Марко посмотрел на нее внимательно и без недоумения – или по себе знал то, о чем она говорила, или что-то читал в ее сердце. И скорее второе: та тревога, которая никогда не уходила из его глаз, наверняка была связана с глубокой душевной проницательностью, это Анна понимала.
– Может быть, я отвезу вас в аэропорт? – предложил он.
– Нет, Марко, спасибо, я уже вызвала такси в отель. Я буду рада видеть вас в Москве.
Он ничего не ответил. А что он должен был ответить на эти пустые, ничего не значащие ее слова?
Анна остановилась у выхода из-за таможенной стойки, поискала взглядом Матвея – и сразу увидела мужа. Сергей бросил сигарету и пошел навстречу жене, протягивая руку к ее чемодану.
– Что случилось, Сергей? – встревоженно спросила она.
– Здравствуй, Аня, здравствуй. – Он улыбнулся краешком губ. – Почему сразу «случилось»?
– А Матюшка где? Я же ему из самолета позвонила прямо перед вылетом, и он сказал, что встретит…
Матвей сам встречал и провожал ее с тех пор, как получил права, хотя вполне можно было поручить это водителю. Поэтому нарушение традиции и вызвало у Анны тревогу.
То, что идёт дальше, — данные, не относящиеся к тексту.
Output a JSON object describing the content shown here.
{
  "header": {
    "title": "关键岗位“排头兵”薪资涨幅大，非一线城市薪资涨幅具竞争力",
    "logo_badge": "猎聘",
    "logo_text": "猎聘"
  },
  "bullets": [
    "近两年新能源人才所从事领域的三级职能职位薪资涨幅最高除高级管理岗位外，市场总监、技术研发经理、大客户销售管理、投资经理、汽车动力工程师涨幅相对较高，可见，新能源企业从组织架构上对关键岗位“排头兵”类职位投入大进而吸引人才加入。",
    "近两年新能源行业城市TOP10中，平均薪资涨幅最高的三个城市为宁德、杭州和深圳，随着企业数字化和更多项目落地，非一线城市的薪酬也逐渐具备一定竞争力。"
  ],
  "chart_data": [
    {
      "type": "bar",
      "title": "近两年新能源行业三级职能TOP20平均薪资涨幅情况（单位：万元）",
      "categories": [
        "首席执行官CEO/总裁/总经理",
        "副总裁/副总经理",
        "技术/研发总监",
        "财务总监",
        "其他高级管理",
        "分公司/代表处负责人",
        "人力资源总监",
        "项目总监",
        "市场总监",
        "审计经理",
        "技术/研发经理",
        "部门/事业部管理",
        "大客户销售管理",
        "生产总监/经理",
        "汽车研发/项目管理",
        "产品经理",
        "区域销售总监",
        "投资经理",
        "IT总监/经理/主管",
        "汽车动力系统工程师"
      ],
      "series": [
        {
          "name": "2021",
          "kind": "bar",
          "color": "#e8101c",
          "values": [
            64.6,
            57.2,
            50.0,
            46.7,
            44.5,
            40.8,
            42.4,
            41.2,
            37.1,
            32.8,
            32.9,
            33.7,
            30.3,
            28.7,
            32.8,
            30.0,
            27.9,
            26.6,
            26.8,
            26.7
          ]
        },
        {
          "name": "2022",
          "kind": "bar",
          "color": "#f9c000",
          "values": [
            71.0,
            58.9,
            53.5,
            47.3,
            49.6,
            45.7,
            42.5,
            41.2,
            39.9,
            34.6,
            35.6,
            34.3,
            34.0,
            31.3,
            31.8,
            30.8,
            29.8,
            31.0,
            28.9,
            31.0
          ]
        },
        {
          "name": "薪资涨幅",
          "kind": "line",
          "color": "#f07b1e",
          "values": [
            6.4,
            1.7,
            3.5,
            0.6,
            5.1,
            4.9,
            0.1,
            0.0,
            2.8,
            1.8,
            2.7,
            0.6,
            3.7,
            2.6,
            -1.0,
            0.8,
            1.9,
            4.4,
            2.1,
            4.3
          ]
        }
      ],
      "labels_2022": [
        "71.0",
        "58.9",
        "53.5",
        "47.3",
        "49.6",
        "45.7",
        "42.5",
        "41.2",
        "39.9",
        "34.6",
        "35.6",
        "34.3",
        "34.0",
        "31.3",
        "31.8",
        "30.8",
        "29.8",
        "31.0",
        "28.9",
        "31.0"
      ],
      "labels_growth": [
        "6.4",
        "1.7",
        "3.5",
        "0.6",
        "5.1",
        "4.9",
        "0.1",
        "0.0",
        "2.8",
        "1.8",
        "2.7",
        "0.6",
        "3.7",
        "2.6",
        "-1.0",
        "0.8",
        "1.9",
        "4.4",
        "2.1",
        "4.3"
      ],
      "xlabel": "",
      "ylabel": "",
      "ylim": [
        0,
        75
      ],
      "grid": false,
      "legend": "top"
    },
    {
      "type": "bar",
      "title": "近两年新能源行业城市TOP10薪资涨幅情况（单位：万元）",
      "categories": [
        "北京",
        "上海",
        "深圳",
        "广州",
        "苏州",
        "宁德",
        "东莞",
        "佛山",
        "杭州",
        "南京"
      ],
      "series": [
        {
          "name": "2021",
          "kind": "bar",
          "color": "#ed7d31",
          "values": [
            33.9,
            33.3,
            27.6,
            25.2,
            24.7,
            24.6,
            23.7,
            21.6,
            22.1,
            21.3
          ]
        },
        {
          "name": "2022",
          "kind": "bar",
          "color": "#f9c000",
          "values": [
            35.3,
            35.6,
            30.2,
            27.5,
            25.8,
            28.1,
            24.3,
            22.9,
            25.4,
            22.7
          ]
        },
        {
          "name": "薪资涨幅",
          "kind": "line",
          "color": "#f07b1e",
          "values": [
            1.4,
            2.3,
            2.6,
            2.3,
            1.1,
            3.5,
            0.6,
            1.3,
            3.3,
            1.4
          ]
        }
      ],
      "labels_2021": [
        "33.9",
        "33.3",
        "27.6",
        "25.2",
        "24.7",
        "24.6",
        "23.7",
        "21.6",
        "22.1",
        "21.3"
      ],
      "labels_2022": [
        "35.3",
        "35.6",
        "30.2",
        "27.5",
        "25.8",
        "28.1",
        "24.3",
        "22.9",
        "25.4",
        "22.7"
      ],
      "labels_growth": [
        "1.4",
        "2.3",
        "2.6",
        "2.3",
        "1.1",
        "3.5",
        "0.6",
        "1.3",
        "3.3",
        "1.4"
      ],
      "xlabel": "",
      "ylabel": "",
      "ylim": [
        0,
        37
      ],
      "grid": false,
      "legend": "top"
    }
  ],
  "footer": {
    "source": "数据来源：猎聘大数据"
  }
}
– Ну, это он погорячился. – Теперь Сергей улыбнулся отчетливо и успокаивающе. – Ты ему во Владикавказ позвонила, так что встретить тебя он явно не успел бы.
– Почему во Владикавказ? – вздрогнула Анна. – То есть как во Владикавказ?!
Накануне вечером она смотрела в отеле новости Си-эн-эн и знала, что во Владикавказе случился взрыв – на рынке, кажется. Взрывы, особенно на Кавказе, стали уже таким привычным фоном жизни, что Анна даже не помнила теперь, что подумала, узнав об этом… И вот, словно в ответ на ее равнодушие, оказывается, что все это имеет к ней непосредственное отношение!
– Аня, ну ничего ведь страшного. – Сергей умел говорить так, что успокоился бы даже смерч, но Анна знала, что он это умеет, и потому успокоиться не могла. – Взорвалось-то вчера, а улетел он сегодня утром. Там уже все нормально.
– Сережа, как же мы это позволили? – чуть не плача, сказала Анна. – Как же мы позволяем ему заниматься черт знает чем, ездить черт знает с кем, и куда ездить, и зачем, ради какой такой великой цели?!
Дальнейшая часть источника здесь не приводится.